Camelot UK has been urged to explain why it has taken out advertisements in Parliamentary magazine The House, promoting its business as the operating company of the National Lottery.
Concerns were raised to the UK Gambling Commission (UKGC) by MPs Richard Holden and Carolyn Harris of the All Party Parliamentary Group on Gambling Related Harm (APPG).
The MPs cited that the advertisements conflicted with Camelot’s duties as operator of the National Lottery, in which the company should be solely focused on promoting the lottery’s funding for good causes.
“It’s unclear to us how an advertising campaign in The House Magazine, serves to promote the National Lottery in order to increase returns to good causes,” the MPs letter read.
The MPs stated that Camelot had placed its own corporate branding ahead of the National Lottery, with the advertisements promoting the firm’s recent partnership secured with ITV and the Daily Mail.
Camelot’s advertisements in The House were deemed to be an infringement, targeting MPs to promote its current incumbent position as the government proceeds with its review of the Fourth National Lottery contract.

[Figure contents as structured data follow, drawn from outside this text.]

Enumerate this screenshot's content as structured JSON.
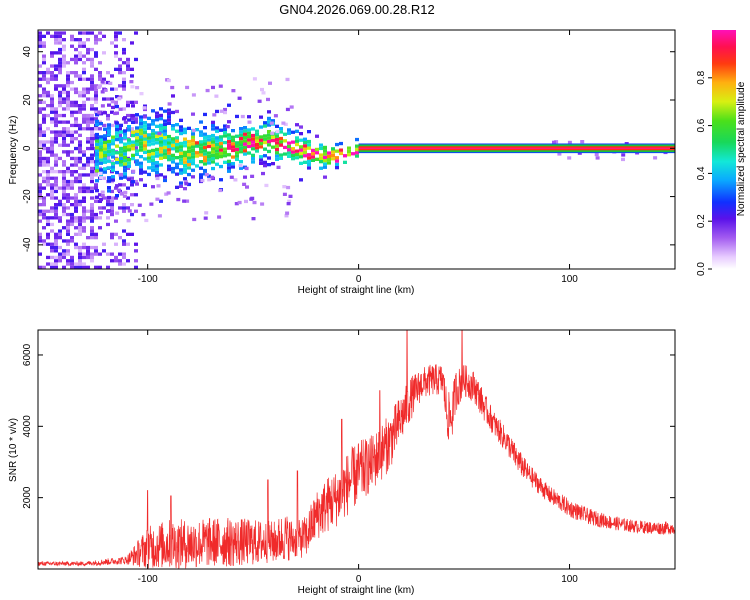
{
  "title": "GN04.2026.069.00.28.R12",
  "colors": {
    "snr_line": "#f02a2a",
    "band_core": "#ff2d10",
    "band_edge": "#18c23a"
  },
  "chart_data": [
    {
      "type": "heatmap",
      "name": "spectrogram",
      "xlabel": "Height of straight line (km)",
      "ylabel": "Frequency (Hz)",
      "xlim": [
        -152,
        150
      ],
      "ylim": [
        -50,
        49
      ],
      "x_ticks": [
        -100,
        0,
        100
      ],
      "x_tick_labels": [
        "-100",
        "0",
        "100"
      ],
      "y_ticks": [
        -40,
        -20,
        0,
        20,
        40
      ],
      "y_tick_labels": [
        "-40",
        "-20",
        "0",
        "20",
        "40"
      ],
      "features": {
        "noise_region_x": [
          -152,
          -106
        ],
        "scatter_region_x": [
          -125,
          0
        ],
        "steady_band_x": [
          0,
          150
        ],
        "band_center_freq": 0,
        "band_halfwidth_freq": 2
      },
      "colorbar": {
        "label": "Normalized spectral amplitude",
        "range": [
          0,
          1
        ],
        "ticks": [
          0.0,
          0.2,
          0.4,
          0.6,
          0.8
        ],
        "tick_labels": [
          "0.0",
          "0.2",
          "0.4",
          "0.6",
          "0.8"
        ],
        "colormap": "rainbow"
      }
    },
    {
      "type": "line",
      "name": "snr",
      "xlabel": "Height of straight line (km)",
      "ylabel": "SNR (10 * v/v)",
      "xlim": [
        -152,
        150
      ],
      "ylim": [
        0,
        6700
      ],
      "x_ticks": [
        -100,
        0,
        100
      ],
      "x_tick_labels": [
        "-100",
        "0",
        "100"
      ],
      "y_ticks": [
        2000,
        4000,
        6000
      ],
      "y_tick_labels": [
        "2000",
        "4000",
        "6000"
      ],
      "envelope_x": [
        -152,
        -130,
        -110,
        -100,
        -90,
        -80,
        -70,
        -60,
        -50,
        -40,
        -35,
        -30,
        -25,
        -20,
        -15,
        -10,
        -5,
        0,
        5,
        10,
        15,
        20,
        25,
        30,
        35,
        40,
        42,
        44,
        46,
        50,
        55,
        60,
        65,
        70,
        75,
        80,
        90,
        100,
        110,
        120,
        130,
        140,
        150
      ],
      "envelope_y": [
        150,
        150,
        250,
        600,
        700,
        700,
        750,
        750,
        750,
        750,
        900,
        800,
        900,
        1500,
        1800,
        2000,
        2400,
        2700,
        2900,
        3200,
        3600,
        4200,
        4800,
        5200,
        5300,
        5300,
        4300,
        4200,
        5000,
        5300,
        5100,
        4500,
        4000,
        3600,
        3100,
        2700,
        2100,
        1700,
        1450,
        1300,
        1200,
        1150,
        1150
      ],
      "noise_amplitude": [
        60,
        60,
        120,
        600,
        700,
        700,
        700,
        700,
        650,
        600,
        700,
        500,
        600,
        700,
        800,
        800,
        900,
        900,
        800,
        800,
        800,
        700,
        600,
        450,
        450,
        450,
        700,
        700,
        600,
        450,
        450,
        400,
        350,
        350,
        350,
        300,
        250,
        250,
        220,
        200,
        180,
        180,
        180
      ],
      "spikes": [
        {
          "x": -100,
          "y": 2200
        },
        {
          "x": -89,
          "y": 2050
        },
        {
          "x": -43,
          "y": 2500
        },
        {
          "x": -29,
          "y": 2750
        },
        {
          "x": -8,
          "y": 4200
        },
        {
          "x": 10,
          "y": 5000
        },
        {
          "x": 23,
          "y": 6700
        },
        {
          "x": 49,
          "y": 6700
        }
      ]
    }
  ]
}
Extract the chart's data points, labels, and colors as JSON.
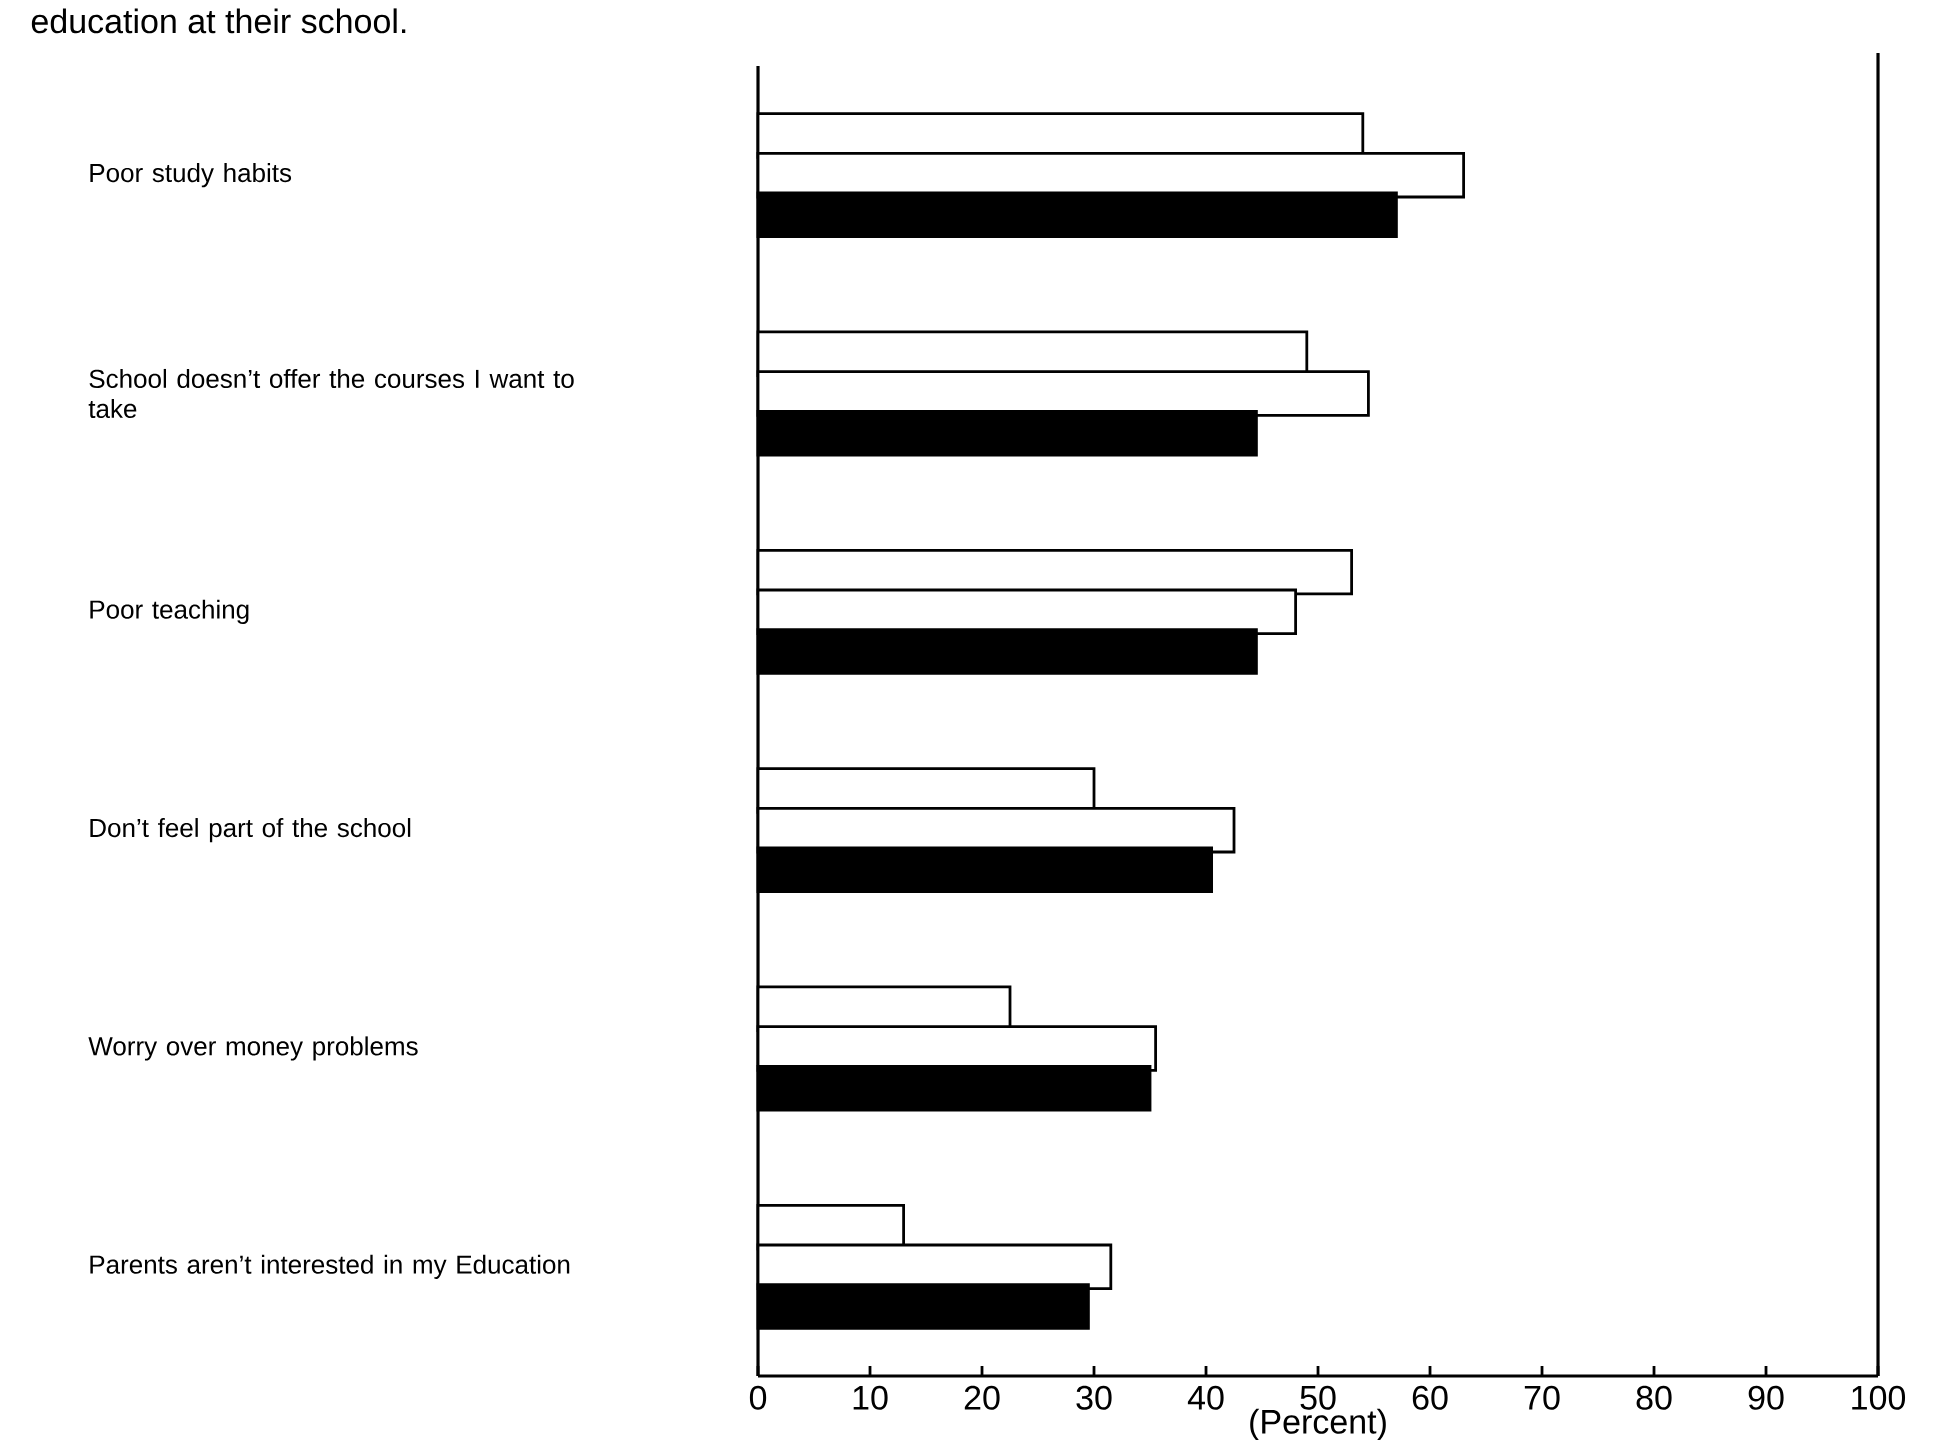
{
  "chart_data": {
    "type": "bar",
    "orientation": "horizontal",
    "title": "education at their school.",
    "xlabel": "(Percent)",
    "categories": [
      "Poor study habits",
      "School doesn’t offer the courses I want to take",
      "Poor teaching",
      "Don’t feel part of the school",
      "Worry over money problems",
      "Parents aren’t interested in my Education"
    ],
    "series": [
      {
        "color": "#ffffff",
        "values": [
          54,
          49,
          53,
          30,
          22.5,
          13
        ]
      },
      {
        "color": "#ffffff",
        "values": [
          63,
          54.5,
          48,
          42.5,
          35.5,
          31.5
        ]
      },
      {
        "color": "#000000",
        "values": [
          57,
          44.5,
          44.5,
          40.5,
          35,
          29.5
        ]
      }
    ],
    "xlim": [
      0,
      100
    ],
    "xticks": [
      0,
      10,
      20,
      30,
      40,
      50,
      60,
      70,
      80,
      90,
      100
    ]
  }
}
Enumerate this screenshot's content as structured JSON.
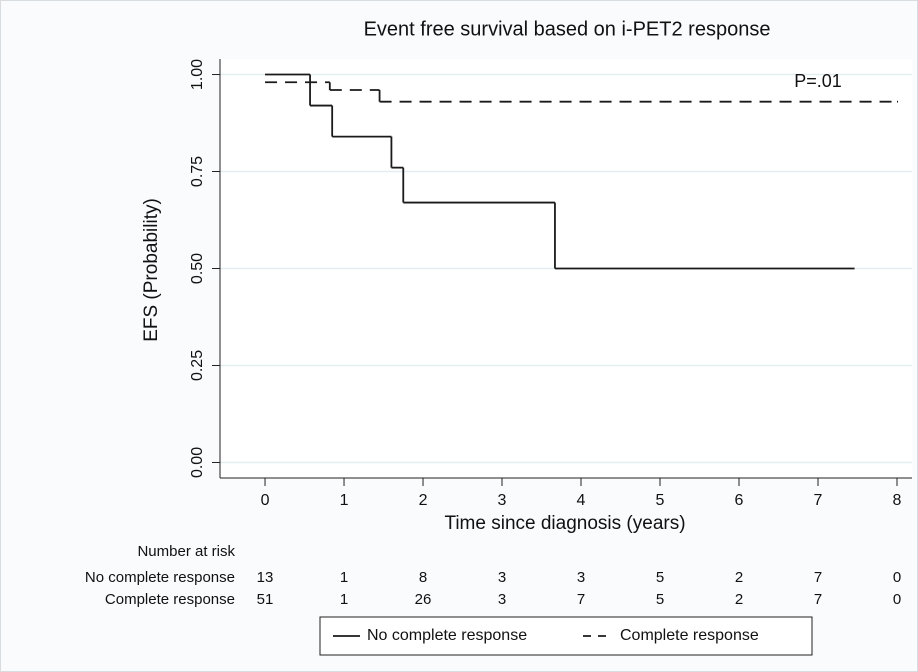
{
  "chart_data": {
    "type": "step",
    "title": "Event free survival based on i-PET2 response",
    "x_label": "Time since diagnosis (years)",
    "y_label": "EFS (Probability)",
    "xlim": [
      -0.57,
      8.19
    ],
    "ylim": [
      -0.04,
      1.04
    ],
    "xticks": [
      0,
      1,
      2,
      3,
      4,
      5,
      6,
      7,
      8
    ],
    "yticks": [
      {
        "value": 0,
        "label": "0.00"
      },
      {
        "value": 0.25,
        "label": "0.25"
      },
      {
        "value": 0.5,
        "label": "0.50"
      },
      {
        "value": 0.75,
        "label": "0.75"
      },
      {
        "value": 1,
        "label": "1.00"
      }
    ],
    "grid": true,
    "legend": "bottom",
    "annotations": [
      {
        "text": "P=.01",
        "x": 7.0,
        "y": 0.98
      }
    ],
    "series": [
      {
        "name": "No complete response",
        "color": "#1a1a1a",
        "style": "solid",
        "x": [
          0,
          0.57,
          0.85,
          1.6,
          1.75,
          3.67,
          7.45
        ],
        "values": [
          1,
          0.92,
          0.84,
          0.76,
          0.67,
          0.5,
          0.5
        ]
      },
      {
        "name": "Complete response",
        "color": "#1a1a1a",
        "style": "dashed",
        "x": [
          0,
          0.82,
          1.45,
          8.0
        ],
        "values": [
          0.98,
          0.96,
          0.93,
          0.93
        ]
      }
    ],
    "risk_table": {
      "title": "Number at risk",
      "rows": [
        {
          "label": "No complete response",
          "values": [
            "13",
            "1",
            "8",
            "3",
            "3",
            "5",
            "2",
            "7",
            "0"
          ]
        },
        {
          "label": "Complete response",
          "values": [
            "51",
            "1",
            "26",
            "3",
            "7",
            "5",
            "2",
            "7",
            "0"
          ]
        }
      ]
    }
  }
}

“We are fearful that if the competition continues to allow the incumbent to mislead audiences as to its role in relation to good causes, it will lead to a situation where Camelot is awarded the licence for a fourth time and no credible bidders will be forthcoming in future competitions,” the letter warned.
Last October, DCMS issued its delayed procurement questionnaires seeking bidding parties to compete in the Fourth National Lottery tender, challenging Camelot’s 30-year reign.
Czech gambling conglomerate SAZKA Group and Indian lottery operator and Sugal & Damani were the two firms to formally complete questionnaires, allowing them to pitch bids to win the multi-billion pound contract.